The Scarborough teenager, 15, raising awareness of autism through his love of finger knitting

A Scarborough teenager whose dream is to become a “world fundraiser” for the National Autistic Society has launched his first campaign.

Thursday, 31st October 2019, 9:32 am
Updated Thursday, 31st October 2019, 9:54 am
Joe Brown is finger knitting bracelets for the National Autistic Society.

Joe Brown, 15, has autism and anxiety. Despite his condition, which causes him some behavioural issues, Joe is determined to show the world that people with autism are just like anybody else, and to do so he has decided to put his hobby to good use.

He said: “I like finger knitting so my mum gave me some wool that I had when I lived with her and I made 300 bracelets. They’re 50p each.

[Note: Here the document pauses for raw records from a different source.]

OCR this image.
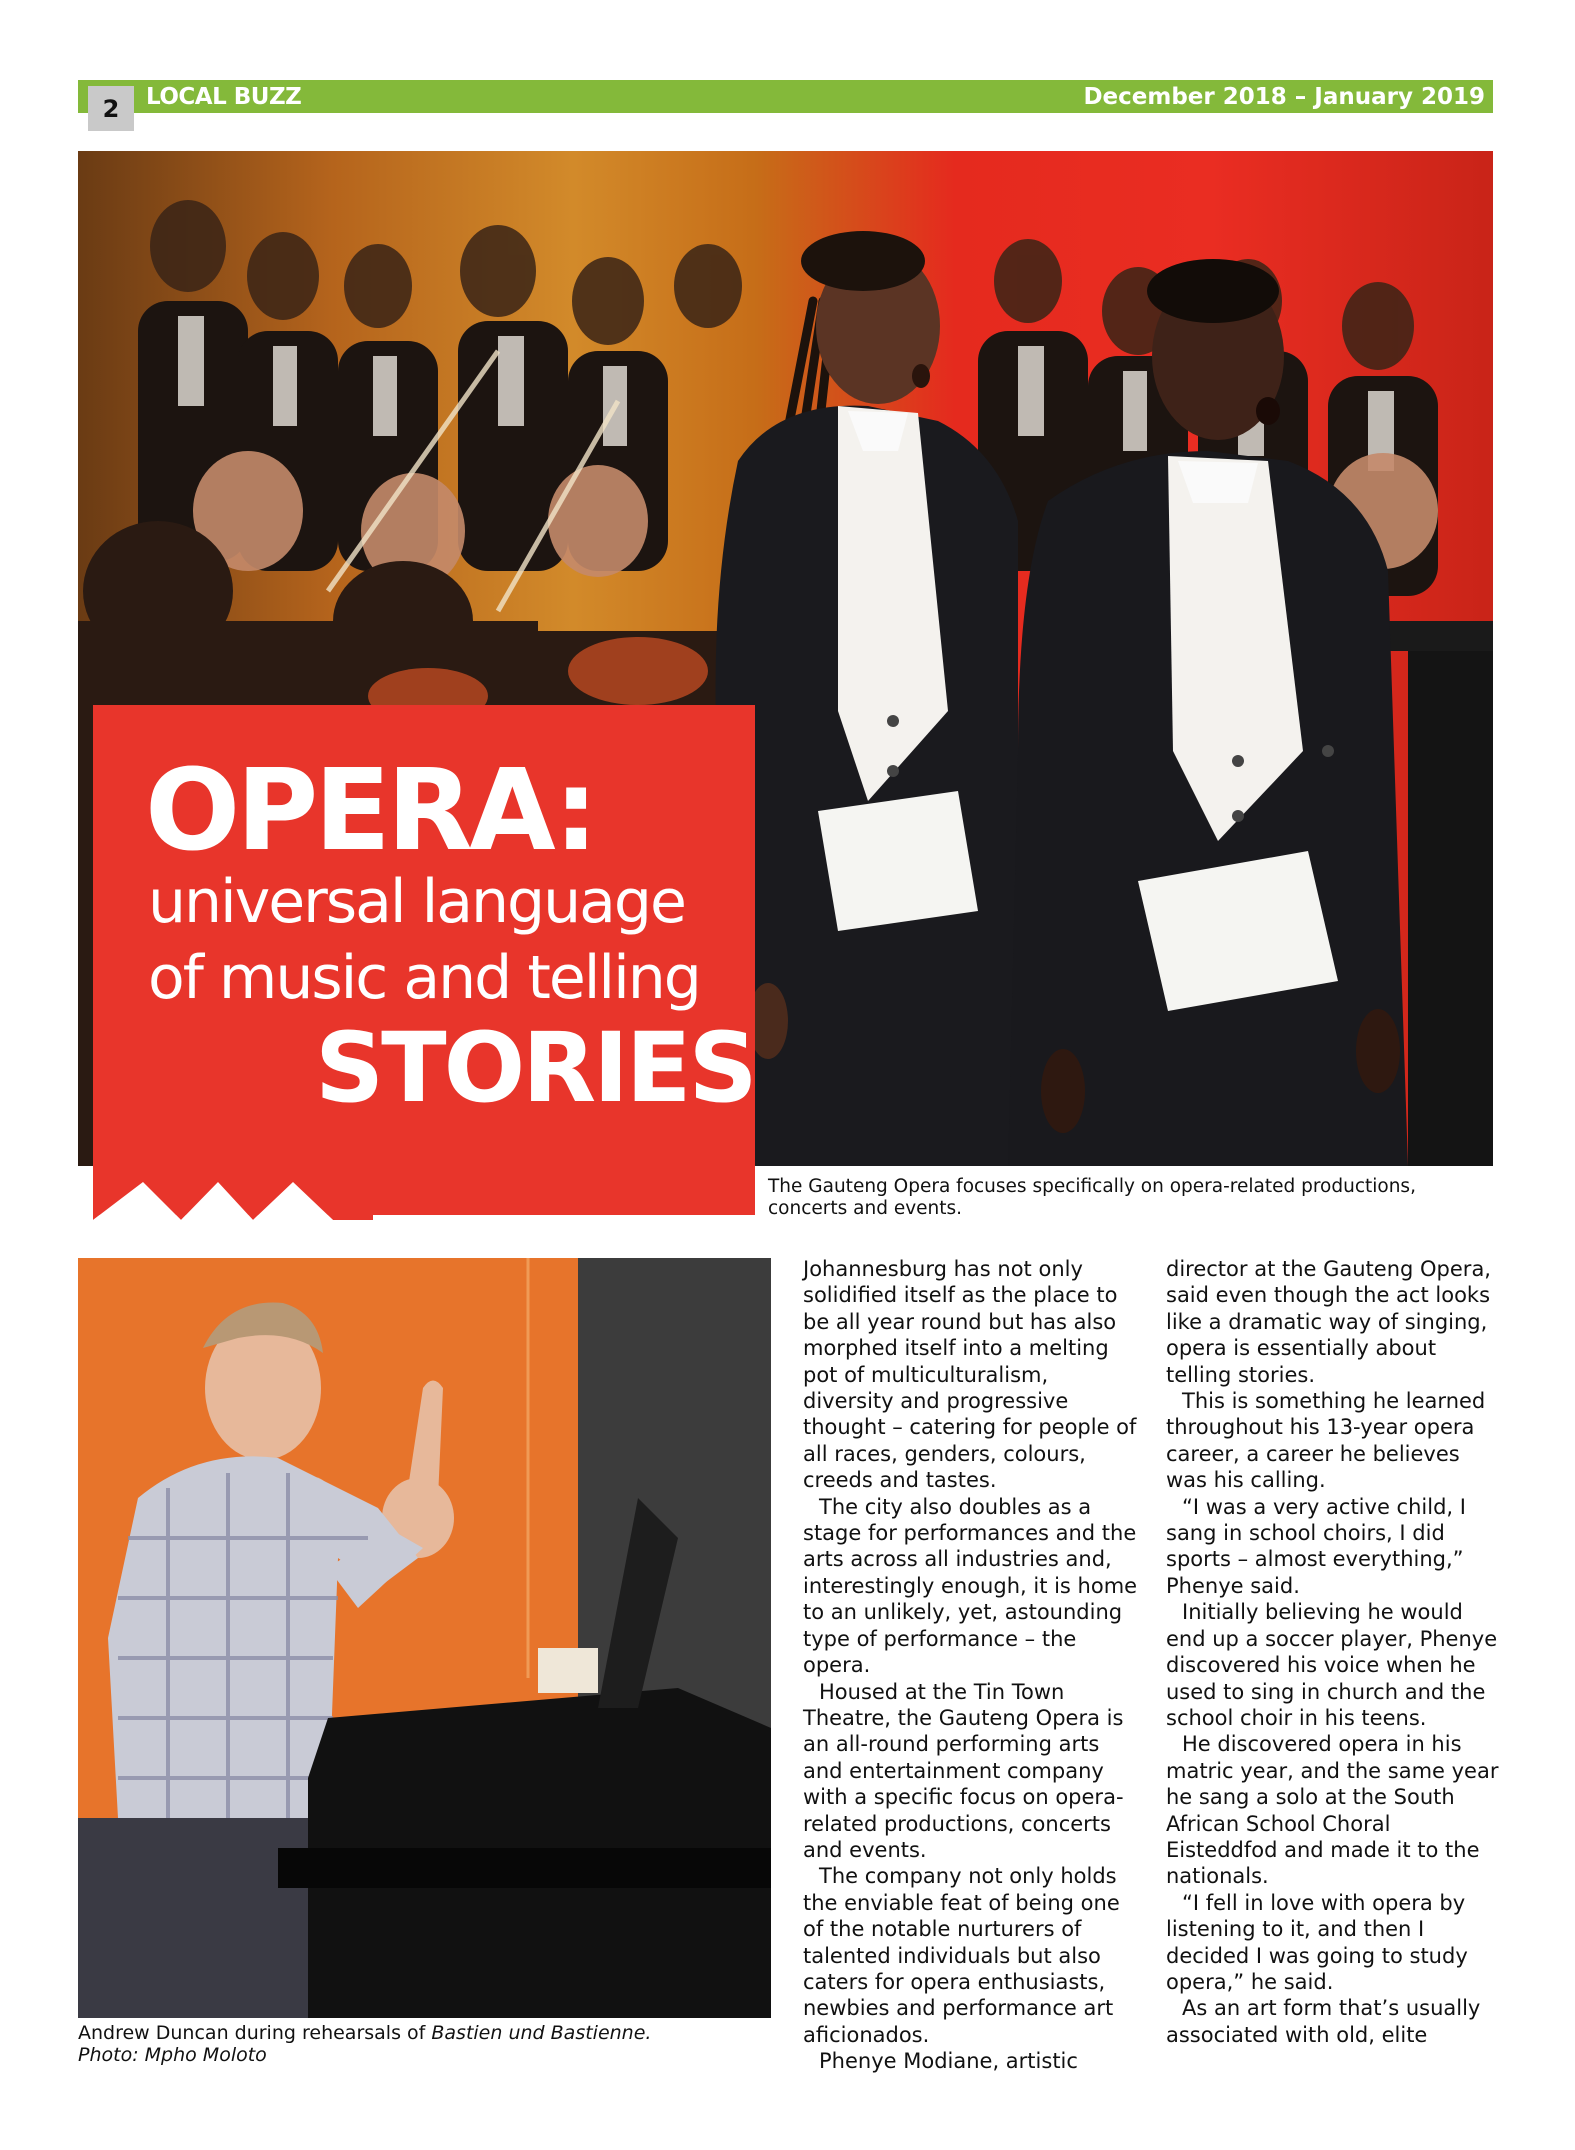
2	LOCAL BUZZ	December 2018 – January 2019
OPERA:
universal language
of music and telling
STORIES
The Gauteng Opera focuses specifically on opera-related productions, concerts and events.
Andrew Duncan during rehearsals of Bastien und Bastienne.
Photo: Mpho Moloto

Johannesburg has not only solidified itself as the place to be all year round but has also morphed itself into a melting pot of multiculturalism, diversity and progressive thought – catering for people of all races, genders, colours, creeds and tastes.

The city also doubles as a stage for performances and the arts across all industries and, interestingly enough, it is home to an unlikely, yet, astounding type of performance – the opera.

Housed at the Tin Town Theatre, the Gauteng Opera is an all-round performing arts and entertainment company with a specific focus on opera-related productions, concerts and events.

The company not only holds the enviable feat of being one of the notable nurturers of talented individuals but also caters for opera enthusiasts, newbies and performance art aficionados.

Phenye Modiane, artistic

director at the Gauteng Opera, said even though the act looks like a dramatic way of singing, opera is essentially about telling stories.

This is something he learned throughout his 13-year opera career, a career he believes was his calling.

“I was a very active child, I sang in school choirs, I did sports – almost everything,” Phenye said.

Initially believing he would end up a soccer player, Phenye discovered his voice when he used to sing in church and the school choir in his teens.

He discovered opera in his matric year, and the same year he sang a solo at the South African School Choral Eisteddfod and made it to the nationals.

“I fell in love with opera by listening to it, and then I decided I was going to study opera,” he said.

As an art form that’s usually associated with old, elite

“My hands are a bit painful from doing the finger knitting but it’s all for a good cause and it’s a good coping strategy. I’ve been doing it most days now and I haven’t been bored.”

Joe with some of his finger knitted bracelets.

Although Joe’s mum always suspected he had autism, for years doctors failed to spot the symptoms and his diagnosis only came in January. Until then, Joe had been in mainstream education where he struggled to make friends and where his difficulties in getting the results saw him being expelled.

After moving around different institutions across the county, Joe was finally given a place at Mowbray special needs school at Bedale where things, he says, are much better.

“Now that I’ve got the diagnosis I can get more support with different agencies like social services. They can have more money so they can get me a virtual school teacher and we can do one to ones which really helps.”

And after past struggles finding suitable accommodation, Joe has now settled in Stepney Road children’s home.

His key worker Jason Fenwick said: “Since Joe arrived a few weeks ago, he’s been an absolute pleasure. He took up his finger knitting and built his own empire giving everyone individual roles, from PAs to head of security, and all the staff including the young people have really taken to him.”

By selling his bracelets Joe is hoping to raise money and awareness and encourage people to “listen more” to children with autism.